References (Harvard style):
- James, W. (1890) The Principles of Psychology. New York: Henry Holt and Company.
- Hood, B. (2012) The Self Illusion: How the Social Brain Creates Identity. Oxford: Oxford University Press.
- Wegner, D.M. (2002) The Illusion of Conscious Will. Cambridge, MA: MIT Press.
- Libet, B. (1985) ‘Unconscious cerebral initiative and the role of conscious will in voluntary action’, Behavioral and Brain Sciences, 8(4), pp. 529–566. Cambridge: Cambridge University Press.
- Johnson, M.K., Hashtroudi, S. and Lindsay, D.S. (1993) ‘Source monitoring’, Psychological Bulletin, 114(1), pp. 3–28. Washington, DC: American Psychological Association.

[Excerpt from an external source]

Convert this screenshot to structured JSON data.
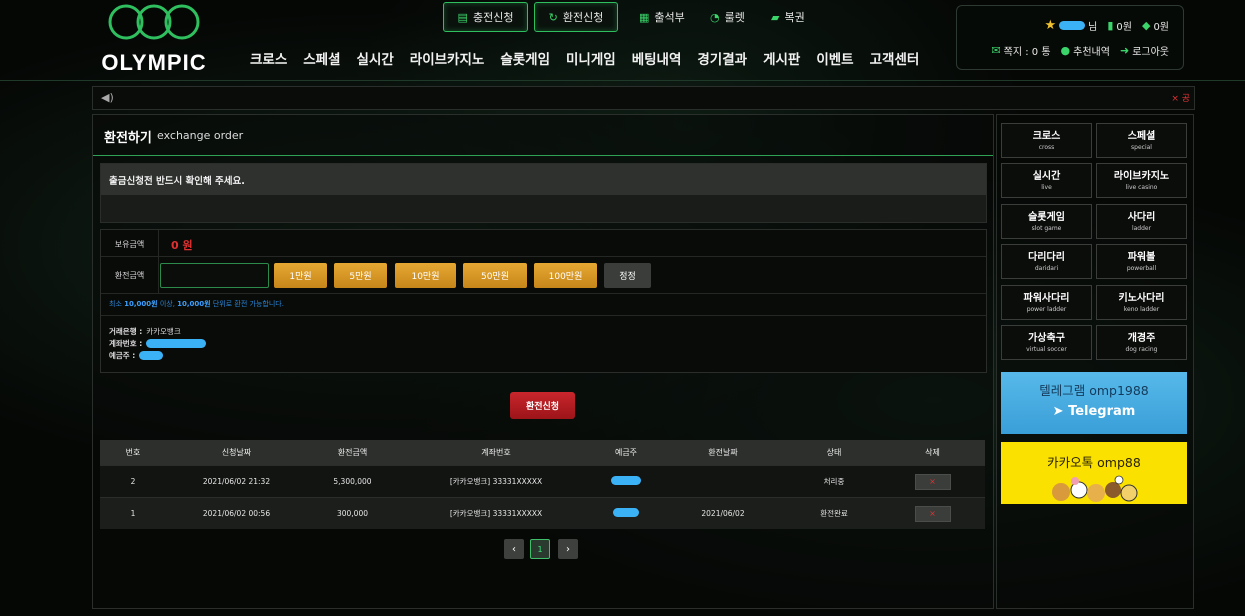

- Slater, M., Spanlang, B., Sanchez-Vives, M.V. and Blanke, O. (2010) ‘First person experience of body transfer in virtual reality’, PLoS ONE, 5(5), e10564. San Francisco: Public Library of Science.
- Metzinger, T. (2003) Being No One: The Self-Model Theory of Subjectivity. Cambridge, MA: MIT Press.
- Northoff, G. and Bermpohl, F. (2004) ‘Cortical midline structures and the self’, Trends in Cognitive Sciences, 8(3), pp. 102–107. Amsterdam: Elsevier.
- Zahavi, D. (2005) Subjectivity and Selfhood: Investigating the First-Person Perspective. Cambridge, MA: MIT Press.
- Gallagher, S. and Zahavi, D. (2025) Philosophy of Mind and Phenomenology. Dordrecht: Springer.